Maria Massa | The Observer
On Friday, DeBartolo Performing Arts Center screened the 2003 independent film “The Room” as part of its “Late Night at the Browning” series. Akin to midnight showings of cult classics like “The Rocky Horror Picture Show,” this screening of “The Room” encouraged audience participation throughout, including a number of gags familiar to fans. The movie bombed when it was originally released, due to poor promotion and even poorer filmmaking. However, it has gained a large fan base because of its overall terribleness and the unintentional humor derived from it.

“The Room” as a movie is complete cinematic garbage. There are numerous story inconsistencies, the dialog is at times either circular or entirely perplexing and the acting is utterly unbearable. Shot discrepancies, non sequitur plot points and character introductions constantly take the viewer out of the movie. It would be exhaustive to list all the instances in which any number of people involved in the making of the movie did something incorrectly; but, in this environment of watching “The Room,” that is the point.

At the time of the screening Friday night, the audience immediately got involved, setting the tone for a rather long hour and a half. Members of the crowd had something to say for every moment, shot and beat. During the opening credits, the chanting of “Water!” accompanied scene-establishing shots of San Francisco and the Golden Gate Bridge, a chant that would erupt anytime water was seen on screen. Similar chants were induced whenever a character parked a car, and any appearance of a spoon, an unexplained phenomenon, prompted the throwing of plastic spoons.
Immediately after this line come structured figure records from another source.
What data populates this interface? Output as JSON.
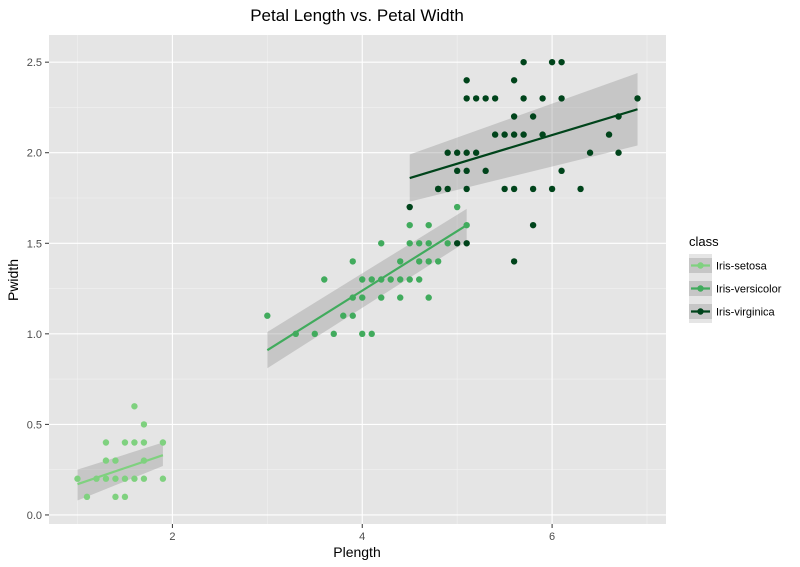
{
  "chart_data": {
    "type": "scatter",
    "title": "Petal Length vs. Petal Width",
    "xlabel": "Plength",
    "ylabel": "Pwidth",
    "xlim": [
      0.7,
      7.2
    ],
    "ylim": [
      -0.05,
      2.65
    ],
    "x_ticks": [
      2,
      4,
      6
    ],
    "y_ticks": [
      0.0,
      0.5,
      1.0,
      1.5,
      2.0,
      2.5
    ],
    "x_tick_labels": [
      "2",
      "4",
      "6"
    ],
    "y_tick_labels": [
      "0.0",
      "0.5",
      "1.0",
      "1.5",
      "2.0",
      "2.5"
    ],
    "grid": true,
    "legend_title": "class",
    "legend_position": "right",
    "series": [
      {
        "name": "Iris-setosa",
        "color": "#7fd17f",
        "points": [
          [
            1.0,
            0.2
          ],
          [
            1.1,
            0.1
          ],
          [
            1.2,
            0.2
          ],
          [
            1.3,
            0.2
          ],
          [
            1.3,
            0.3
          ],
          [
            1.3,
            0.4
          ],
          [
            1.4,
            0.1
          ],
          [
            1.4,
            0.2
          ],
          [
            1.4,
            0.3
          ],
          [
            1.5,
            0.1
          ],
          [
            1.5,
            0.2
          ],
          [
            1.5,
            0.4
          ],
          [
            1.6,
            0.2
          ],
          [
            1.6,
            0.4
          ],
          [
            1.6,
            0.6
          ],
          [
            1.7,
            0.2
          ],
          [
            1.7,
            0.3
          ],
          [
            1.7,
            0.4
          ],
          [
            1.7,
            0.5
          ],
          [
            1.9,
            0.2
          ],
          [
            1.9,
            0.4
          ]
        ],
        "fit": {
          "x": [
            1.0,
            1.9
          ],
          "y": [
            0.17,
            0.33
          ],
          "ci_low": [
            0.08,
            0.27
          ],
          "ci_high": [
            0.25,
            0.4
          ]
        }
      },
      {
        "name": "Iris-versicolor",
        "color": "#41ab5d",
        "points": [
          [
            3.0,
            1.1
          ],
          [
            3.3,
            1.0
          ],
          [
            3.5,
            1.0
          ],
          [
            3.6,
            1.3
          ],
          [
            3.7,
            1.0
          ],
          [
            3.8,
            1.1
          ],
          [
            3.9,
            1.1
          ],
          [
            3.9,
            1.2
          ],
          [
            3.9,
            1.4
          ],
          [
            4.0,
            1.0
          ],
          [
            4.0,
            1.2
          ],
          [
            4.0,
            1.3
          ],
          [
            4.1,
            1.0
          ],
          [
            4.1,
            1.3
          ],
          [
            4.2,
            1.2
          ],
          [
            4.2,
            1.3
          ],
          [
            4.2,
            1.5
          ],
          [
            4.3,
            1.3
          ],
          [
            4.4,
            1.2
          ],
          [
            4.4,
            1.3
          ],
          [
            4.4,
            1.4
          ],
          [
            4.5,
            1.3
          ],
          [
            4.5,
            1.5
          ],
          [
            4.6,
            1.3
          ],
          [
            4.6,
            1.4
          ],
          [
            4.6,
            1.5
          ],
          [
            4.7,
            1.2
          ],
          [
            4.7,
            1.4
          ],
          [
            4.7,
            1.5
          ],
          [
            4.8,
            1.4
          ],
          [
            4.9,
            1.5
          ],
          [
            5.0,
            1.7
          ],
          [
            5.1,
            1.6
          ],
          [
            4.5,
            1.6
          ],
          [
            4.7,
            1.6
          ]
        ],
        "fit": {
          "x": [
            3.0,
            5.1
          ],
          "y": [
            0.91,
            1.6
          ],
          "ci_low": [
            0.81,
            1.51
          ],
          "ci_high": [
            1.01,
            1.69
          ]
        }
      },
      {
        "name": "Iris-virginica",
        "color": "#00441b",
        "points": [
          [
            4.5,
            1.7
          ],
          [
            4.8,
            1.8
          ],
          [
            4.8,
            1.8
          ],
          [
            4.9,
            1.8
          ],
          [
            4.9,
            2.0
          ],
          [
            5.0,
            1.5
          ],
          [
            5.0,
            1.9
          ],
          [
            5.0,
            2.0
          ],
          [
            5.1,
            1.5
          ],
          [
            5.1,
            1.8
          ],
          [
            5.1,
            1.9
          ],
          [
            5.1,
            2.0
          ],
          [
            5.1,
            2.3
          ],
          [
            5.1,
            2.4
          ],
          [
            5.2,
            2.0
          ],
          [
            5.2,
            2.3
          ],
          [
            5.3,
            1.9
          ],
          [
            5.3,
            2.3
          ],
          [
            5.4,
            2.1
          ],
          [
            5.4,
            2.3
          ],
          [
            5.5,
            1.8
          ],
          [
            5.5,
            2.1
          ],
          [
            5.6,
            1.4
          ],
          [
            5.6,
            1.8
          ],
          [
            5.6,
            2.1
          ],
          [
            5.6,
            2.2
          ],
          [
            5.6,
            2.4
          ],
          [
            5.7,
            2.1
          ],
          [
            5.7,
            2.3
          ],
          [
            5.7,
            2.5
          ],
          [
            5.8,
            1.6
          ],
          [
            5.8,
            1.8
          ],
          [
            5.8,
            2.2
          ],
          [
            5.9,
            2.1
          ],
          [
            5.9,
            2.3
          ],
          [
            6.0,
            1.8
          ],
          [
            6.0,
            2.5
          ],
          [
            6.1,
            1.9
          ],
          [
            6.1,
            2.3
          ],
          [
            6.1,
            2.5
          ],
          [
            6.3,
            1.8
          ],
          [
            6.4,
            2.0
          ],
          [
            6.6,
            2.1
          ],
          [
            6.7,
            2.0
          ],
          [
            6.7,
            2.2
          ],
          [
            6.9,
            2.3
          ]
        ],
        "fit": {
          "x": [
            4.5,
            6.9
          ],
          "y": [
            1.86,
            2.24
          ],
          "ci_low": [
            1.73,
            2.04
          ],
          "ci_high": [
            1.99,
            2.44
          ]
        }
      }
    ]
  }
}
These traditions all feel rather forced, or at least did in the Browning cinema the other night. Rather than playfully enjoying the movie’s lack of quality with the occasional riff, the audience much more mean-spiritedly harped on something — or perhaps more accurately, anything — every second. There was nothing inherently important, good or bad, about pointing out a shot containing water. Still, they unrelentingly shouted about it during these, and other like moments, becoming more annoying than any of the films out of focus shots. As much as a continuity error between cuts or an obvious green screen might take someone out of a movie, this constant negative presence does so even more.
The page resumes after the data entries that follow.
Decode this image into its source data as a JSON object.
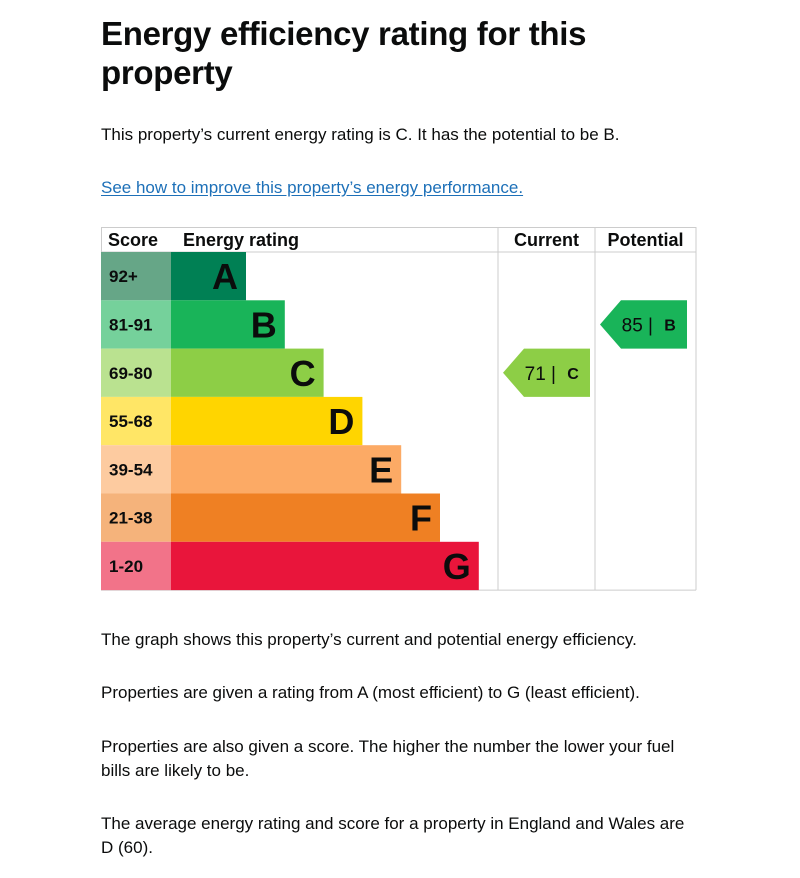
{
  "page": {
    "title": "Energy efficiency rating for this property",
    "intro": "This property’s current energy rating is C. It has the potential to be B.",
    "improve_link": "See how to improve this property’s energy performance.",
    "paragraphs": [
      "The graph shows this property’s current and potential energy efficiency.",
      "Properties are given a rating from A (most efficient) to G (least efficient).",
      "Properties are also given a score. The higher the number the lower your fuel bills are likely to be.",
      "The average energy rating and score for a property in England and Wales are D (60)."
    ]
  },
  "chart_data": {
    "type": "bar",
    "headers": {
      "score": "Score",
      "rating": "Energy rating",
      "current": "Current",
      "potential": "Potential"
    },
    "bands": [
      {
        "letter": "A",
        "range": "92+",
        "color": "#008054",
        "score_bg": "#66a687"
      },
      {
        "letter": "B",
        "range": "81-91",
        "color": "#19b459",
        "score_bg": "#75d19b"
      },
      {
        "letter": "C",
        "range": "69-80",
        "color": "#8dce46",
        "score_bg": "#bae290"
      },
      {
        "letter": "D",
        "range": "55-68",
        "color": "#ffd500",
        "score_bg": "#ffe666"
      },
      {
        "letter": "E",
        "range": "39-54",
        "color": "#fcaa65",
        "score_bg": "#fdcba0"
      },
      {
        "letter": "F",
        "range": "21-38",
        "color": "#ef8023",
        "score_bg": "#f5b37b"
      },
      {
        "letter": "G",
        "range": "1-20",
        "color": "#e9153b",
        "score_bg": "#f27389"
      }
    ],
    "current": {
      "score": 71,
      "letter": "C",
      "label": "71 |",
      "color": "#8dce46"
    },
    "potential": {
      "score": 85,
      "letter": "B",
      "label": "85 |",
      "color": "#19b459"
    }
  }
}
I can appreciate the humor found in a poorly-made movie, contemplating how all the people involved could have considered their work viable for any audience at all.  I can even play along and make jokes about acting decisions and the comedy of each scene’s ridiculous elements. Still, this rigid midnight-showing setting does not encourage this behavior or commentary. It is one thing to make fun of “The Room” while watching with a group of friends maybe once, but it is completely different in this cult format.

Furthermore, I do not have the ability to overlook the details surrounding the making of the movie. For those familiar with the stories accompanying its production, I feel as though they hinder enjoyment. In fact, they are as uncomforting as the number of awkward, extended sex scenes and their incorporation into the movie. If you are not familiar with the movie, the details or both, I’ll issue a disclaimer: The information about the movie may give more insight into why it is one of the worst films ever made, but also provides too personal a look at the film’s creator.

A handful of scenes from “The Room” are worth watching to see just how bad, and subsequently how funny, the movie can be. However, the film just doesn’t lend itself to this type of screening, for reasons ranging from annoying to unsettling.